In the present study, we investigated the occurrence of affective and anxiety disorders with other comorbidities without taking into consideration the level of ID in our study population. The risk of multimorbidity has been previously reported to increase with the severity of ID [52]. ID severity can complicate the assessment of clinical manifestations and the diagnosis of other psychiatric disorders and can increase the length of stay in a medical facility [8, 53]. Also, with severe level of ID, the utility of different diagnostic criteria used in people with ID becomes very limited because is based on verbal expression. The diagnosis of psychiatric disorders in people with severe to profound levels of ID is more complicated because the symptoms of the disease are usually masked by behavioural disturbances, which lead to problems in the identification and treatment of additional diagnoses [54]. Finally, we chose to analyse different levels of diagnostic specificity for somatic and psychiatric comorbidities due to our focus on psychiatric diagnoses in this study.

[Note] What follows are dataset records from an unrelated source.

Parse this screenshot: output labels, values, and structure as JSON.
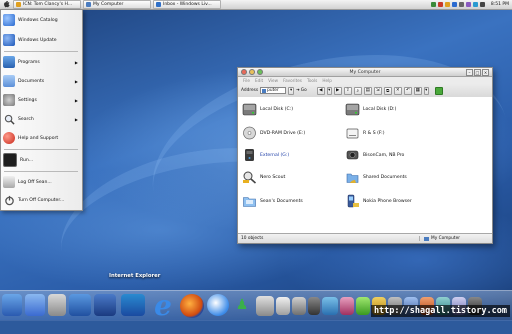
{
  "menubar": {
    "tabs": [
      {
        "label": "ICN: Tom Clancy's H...",
        "color": "#e0a020"
      },
      {
        "label": "My Computer",
        "color": "#4a7cc0"
      },
      {
        "label": "Inbox - Windows Liv...",
        "color": "#3070c8"
      }
    ],
    "clock": "8:51 PM"
  },
  "start_menu": {
    "items": [
      {
        "label": "Windows Catalog",
        "icon": "catalog-icon",
        "color": "#2a6ad0"
      },
      {
        "label": "Windows Update",
        "icon": "update-icon",
        "color": "#1c57b8"
      },
      {
        "label": "Programs",
        "icon": "programs-icon",
        "color": "#3a78c8",
        "submenu": true
      },
      {
        "label": "Documents",
        "icon": "documents-icon",
        "color": "#6aa0e0",
        "submenu": true
      },
      {
        "label": "Settings",
        "icon": "settings-icon",
        "color": "#8a8a8a",
        "submenu": true
      },
      {
        "label": "Search",
        "icon": "search-icon",
        "color": "#6a6a6a",
        "submenu": true
      },
      {
        "label": "Help and Support",
        "icon": "help-icon",
        "color": "#d23a2a"
      },
      {
        "label": "Run...",
        "icon": "run-icon",
        "color": "#222222"
      },
      {
        "label": "Log Off Sean...",
        "icon": "logoff-icon",
        "color": "#9a9a9a"
      },
      {
        "label": "Turn Off Computer...",
        "icon": "power-icon",
        "color": "#5a5a5a"
      }
    ]
  },
  "window": {
    "title": "My Computer",
    "menu": [
      "File",
      "Edit",
      "View",
      "Favorites",
      "Tools",
      "Help"
    ],
    "address_label": "Address",
    "address_value": "puter",
    "go_label": "Go",
    "items": [
      {
        "label": "Local Disk (C:)",
        "icon": "hard-disk-icon"
      },
      {
        "label": "Local Disk (D:)",
        "icon": "hard-disk-icon"
      },
      {
        "label": "DVD-RAM Drive (E:)",
        "icon": "dvd-drive-icon"
      },
      {
        "label": "R & S (F:)",
        "icon": "removable-drive-icon"
      },
      {
        "label": "External (G:)",
        "icon": "external-drive-icon"
      },
      {
        "label": "BisonCam, NB Pro",
        "icon": "webcam-icon"
      },
      {
        "label": "Nero Scout",
        "icon": "nero-scout-icon"
      },
      {
        "label": "Shared Documents",
        "icon": "shared-folder-icon"
      },
      {
        "label": "Sean's Documents",
        "icon": "folder-icon"
      },
      {
        "label": "Nokia Phone Browser",
        "icon": "phone-browser-icon"
      }
    ],
    "status_left": "10 objects",
    "status_right": "My Computer"
  },
  "dock": {
    "hover_label": "Internet Explorer"
  },
  "watermark": "http://shagall.tistory.com"
}
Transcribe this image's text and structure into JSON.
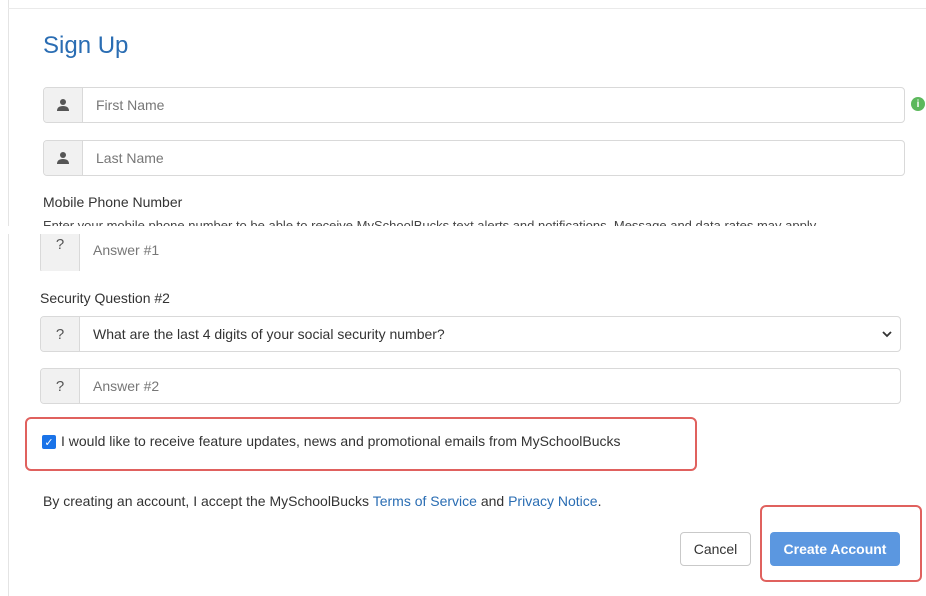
{
  "form": {
    "title": "Sign Up",
    "first_name_placeholder": "First Name",
    "last_name_placeholder": "Last Name",
    "mobile_label": "Mobile Phone Number",
    "mobile_help_cut": "Enter your mobile phone number to be able to receive MySchoolBucks text alerts and notifications. Message and data rates may apply.",
    "answer1_placeholder": "Answer #1",
    "security_q2_label": "Security Question #2",
    "security_q2_value": "What are the last 4 digits of your social security number?",
    "answer2_placeholder": "Answer #2",
    "optin_label": "I would like to receive feature updates, news and promotional emails from MySchoolBucks",
    "optin_checked": true,
    "terms_prefix": "By creating an account, I accept the MySchoolBucks",
    "terms_link": "Terms of Service",
    "terms_and": "and",
    "privacy_link": "Privacy Notice",
    "terms_suffix": ".",
    "cancel_label": "Cancel",
    "create_label": "Create Account"
  },
  "icons": {
    "person": "person-icon",
    "question": "question-icon",
    "info": "info-icon",
    "chevron": "chevron-down-icon"
  },
  "colors": {
    "title": "#2a6db3",
    "link": "#2a6db3",
    "primary_button": "#5b97e0",
    "highlight": "#e0615e",
    "info": "#5cb85c"
  }
}
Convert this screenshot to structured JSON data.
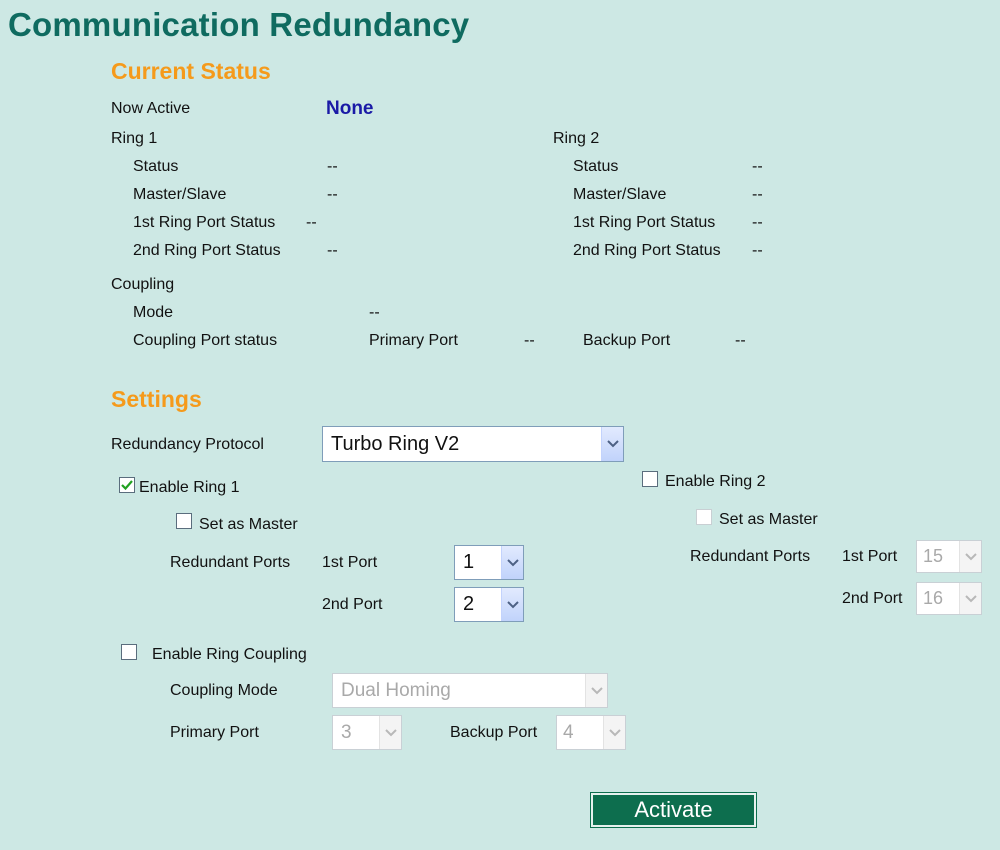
{
  "title": "Communication Redundancy",
  "current_status": {
    "heading": "Current Status",
    "now_active_label": "Now Active",
    "now_active_value": "None",
    "ring1": {
      "heading": "Ring 1",
      "status_label": "Status",
      "status_value": "--",
      "master_label": "Master/Slave",
      "master_value": "--",
      "port1_label": "1st Ring Port Status",
      "port1_value": "--",
      "port2_label": "2nd Ring Port Status",
      "port2_value": "--"
    },
    "ring2": {
      "heading": "Ring 2",
      "status_label": "Status",
      "status_value": "--",
      "master_label": "Master/Slave",
      "master_value": "--",
      "port1_label": "1st Ring Port Status",
      "port1_value": "--",
      "port2_label": "2nd Ring Port Status",
      "port2_value": "--"
    },
    "coupling": {
      "heading": "Coupling",
      "mode_label": "Mode",
      "mode_value": "--",
      "port_status_label": "Coupling Port status",
      "primary_label": "Primary Port",
      "primary_value": "--",
      "backup_label": "Backup Port",
      "backup_value": "--"
    }
  },
  "settings": {
    "heading": "Settings",
    "protocol_label": "Redundancy Protocol",
    "protocol_value": "Turbo Ring V2",
    "ring1": {
      "enable_label": "Enable Ring 1",
      "enabled": true,
      "master_label": "Set as Master",
      "master": false,
      "redundant_ports_label": "Redundant Ports",
      "port1_label": "1st Port",
      "port1_value": "1",
      "port2_label": "2nd Port",
      "port2_value": "2"
    },
    "ring2": {
      "enable_label": "Enable Ring 2",
      "enabled": false,
      "master_label": "Set as Master",
      "master": false,
      "redundant_ports_label": "Redundant Ports",
      "port1_label": "1st Port",
      "port1_value": "15",
      "port2_label": "2nd Port",
      "port2_value": "16"
    },
    "coupling": {
      "enable_label": "Enable Ring Coupling",
      "enabled": false,
      "mode_label": "Coupling Mode",
      "mode_value": "Dual Homing",
      "primary_label": "Primary Port",
      "primary_value": "3",
      "backup_label": "Backup Port",
      "backup_value": "4"
    }
  },
  "activate_label": "Activate",
  "colors": {
    "background": "#cde8e4",
    "title": "#0f6b60",
    "section_heading": "#f59a1b",
    "now_active_value": "#1a1aa6",
    "activate_button": "#0d6e4e"
  }
}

This should be taken into consideration when interpreting the results regarding somatic diagnoses.

Conclusion

This study indicated that older people with ID and affective and/or anxiety disorders are approximately eleven times more likely to be diagnosed with at least one another psychiatric comorbidity compared with the general population without ID. This study highlighted the high occurrence rates of other and unspecified psychiatric comorbidities and the low occurrence rates of somatic diagnoses in this study group of older people with ID. The findings suggest that more attention should be paid to comorbidities in older patients with affective and/or anxiety disorders and ID. More in-depth knowledge is needed regarding whether comorbidities generate an increased burden for older people with ID. Future research can therefore focus on health care utilization for ageing people with ID and other comorbidities.